Figura 14 – La Valle di Diana e Sala.
Atlante di Mario Cartaro del 1613

Scelto come sede dei vescovi di Capaccio che vi rimasero fino al 1850, fu venduto nel corso del Seicento a Francesco Filomarino, principe di Rocca dell’Aspro, che ne ebbe la giurisdizione baronale. La cessione provocò forti tensioni tra il principe e il vescovo, alle quali si unì il malcontento popolare contro i nobili, che raggiunse l’acme nel 1647, in coincidenza coi moti di Masaniello a Napoli: in tale occasione un “collettore de’ Regii Fiscali” fu legato a un olmo nella pubblica piazza e arso vivo, e anche il barone della città, Carlo De Mari, venne ucciso insieme a suo cugino.

In seguito la giurisdizione baronale di Sala venne ceduta al duca Carlo Calà di Diano (1665); e poi passò agli Schipani, che la tennero dal 1706 al 1807 (Figura 15).

Figura 15 – Il Vallo di Diano nel ‘600.
A. Sacco, vol. I, p. 203

In quel periodo, grazie alla scelta da parte dei vescovi di Capaccio di Sala Consilina come sede vescovile, si sviluppò l’abitato intorno alla chiesa di S. Pietro e al vescovado. Il borgo medievale si estende in maniera longitudinale verso Sud lungo le pendici della montagna, ottimizzando sempre l’esposizione verso il sole e i terreni della vallata. Nascono così i rioni della Piazzarella ( Piazzetta Gracchi) e di S. Raffaele (TAV “L’espansione di Sala con l’insediamento del Vescovado”).

La chiesa di San Pietro, sicuramente sorta prima del XVI secolo, fu scelta per volontà dei Vescovi della Diocesi di Capaccio, quale chiesa Cattedrale quando Sala, nel 1629, divenne sede staccata della diocesi di Capaccio. In questa circostanza il clero di Capaccio donò preziosi arredi per il suo decoro. Da un’iscrizione ancora leggibile nel campanile della chiesa, si sa che monsignor Carafa, successore del Brancaccio, nel 1641 ne fece completare la fabbrica. Purtroppo a causa di un incendio, avvenuto nel 1705, nessuna testimonianza di quell’epoca è giunta a noi.

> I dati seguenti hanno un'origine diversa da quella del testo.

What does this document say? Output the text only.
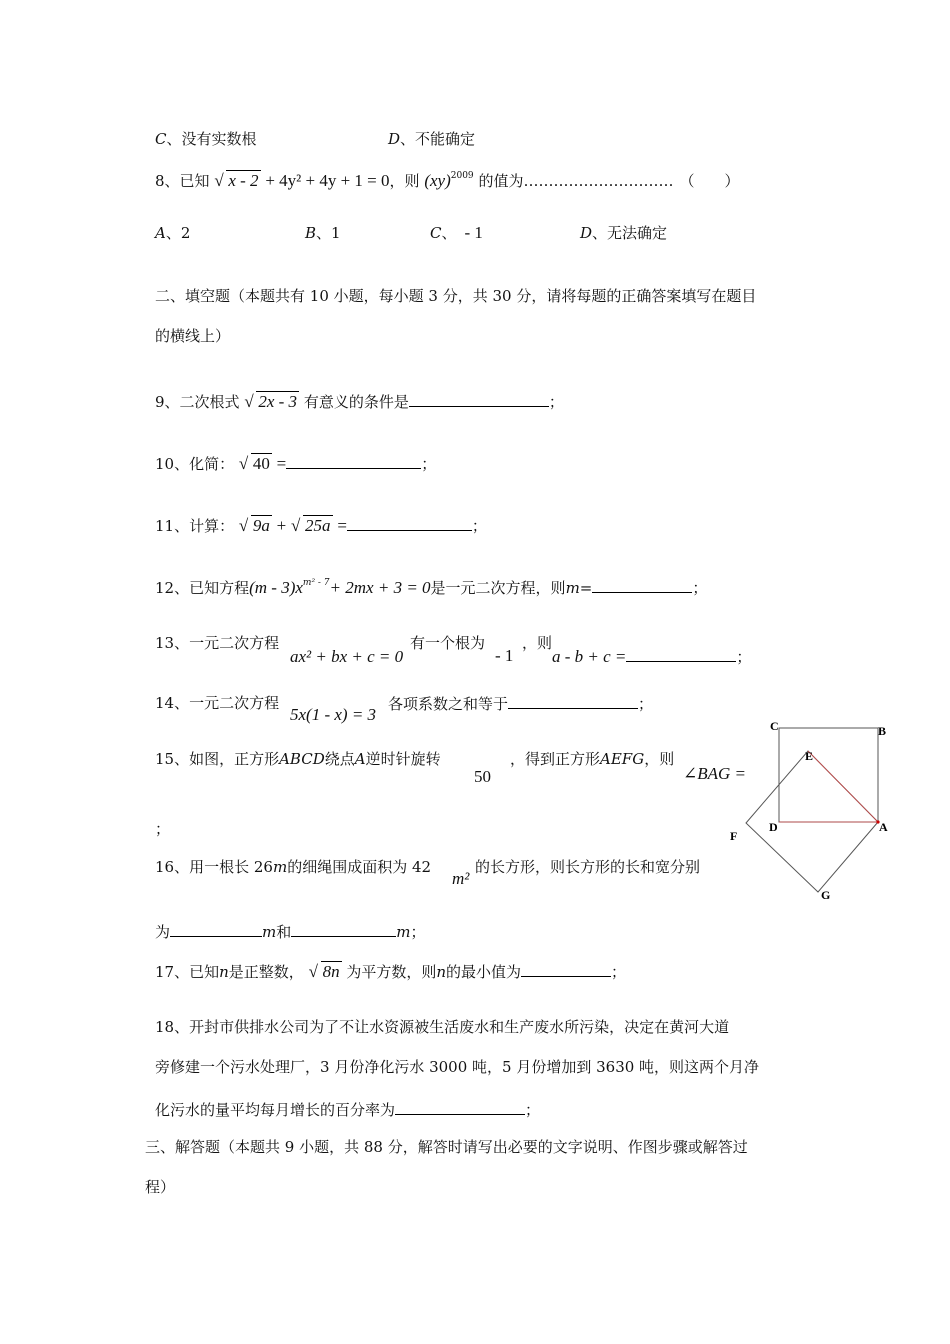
C、没有实数根	D、不能确定
8、已知 √ x - 2 + 4y² + 4y + 1 = 0，则 (xy)$^{2009}$ 的值为………………………… （　　）
A、2	B、1	C、 - 1	D、无法确定
二、填空题（本题共有 10 小题，每小题 3 分，共 30 分，请将每题的正确答案填写在题目
的横线上）
9、二次根式 √ 2x - 3 有意义的条件是	；
10、化简： √ 40 =	；
11、计算： √ 9a + √ 25a =	；
12、已知方程$(m - 3)x^{m^2 - 7}+ 2mx + 3 = 0$是一元二次方程，则m=	；
13、一元二次方程
ax² + bx + c = 0
有一个根为
- 1
，则
a - b + c =	；
14、一元二次方程
5x(1 - x) = 3
各项系数之和等于	；
15、如图，正方形ABCD绕点A逆时针旋转
50
，得到正方形AEFG，则
∠BAG =
；
C	B
E
D	A
F
G
16、用一根长 26m的细绳围成面积为 42
m²
的长方形，则长方形的长和宽分别
为	m和	m；
17、已知n是正整数， √ 8n 为平方数，则n的最小值为	；
18、开封市供排水公司为了不让水资源被生活废水和生产废水所污染，决定在黄河大道
旁修建一个污水处理厂，3 月份净化污水 3000 吨，5 月份增加到 3630 吨，则这两个月净
化污水的量平均每月增长的百分率为	；
三、解答题（本题共 9 小题，共 88 分，解答时请写出必要的文字说明、作图步骤或解答过
程）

Un nuovo palazzo fu edificato per la prima sede del vescovo e per un annesso seminario. Il palazzo, oggi sede della casa circondariale, presenta lungo le sue mura stemmi e iscrizioni che ne tramandano il ricordo. Di notevole pregio è il portale di pietra dell’arco a tutto sesto che è posto all’ingresso della fabbrica, così come la corte interna caratterizzata da una scala settecentesca (Figura 16).

Figura 16 – Ex Palazzo Vescovile

Nel nuovo quartiere di S. Raffaele viene eretta anche la cappella dell’omonimo rione. Interessante è il campanile a vela inglobata nella muratura e il rosone, testimonianze risalenti alla fine del Seicento e agli inizi dell’Ottocento (Figura 17).

Figura 17 – Cappella di S. Raffaele

Nel luogo anticamente detto la Valle sorgeva l’abitazione  della famiglia Gatta, fiorita tra il XVII-XVIII secolo, delle strutture originarie furono purtroppo abbattute intorno al 1970; rimangono, però, alcuni elementi dell’epoca: il portale di ingresso, in muratura sul quale si scorgono ancora alcune tracce di affreschi dell’epoca (Figura 18).

Figura 18 – Palazzo Gatta

Altra pregevolissima fabbrica, sorta alla fine del ‘600, fu il Palazzo Vairo, iniziata da don Domenico Vairo nel 1689, con l’ingresso posto all’inizio dell’attuale via Indipendenza. Il palazzo fu ingrandito e rimaneggiato nella metà del ‘700.

Imponente è anche l’originaria struttura della famiglia Bigotti, ridotta oggi ad un rudere, nel quale sono però vivi i segni di una fabbrica pregevole (Figura 19).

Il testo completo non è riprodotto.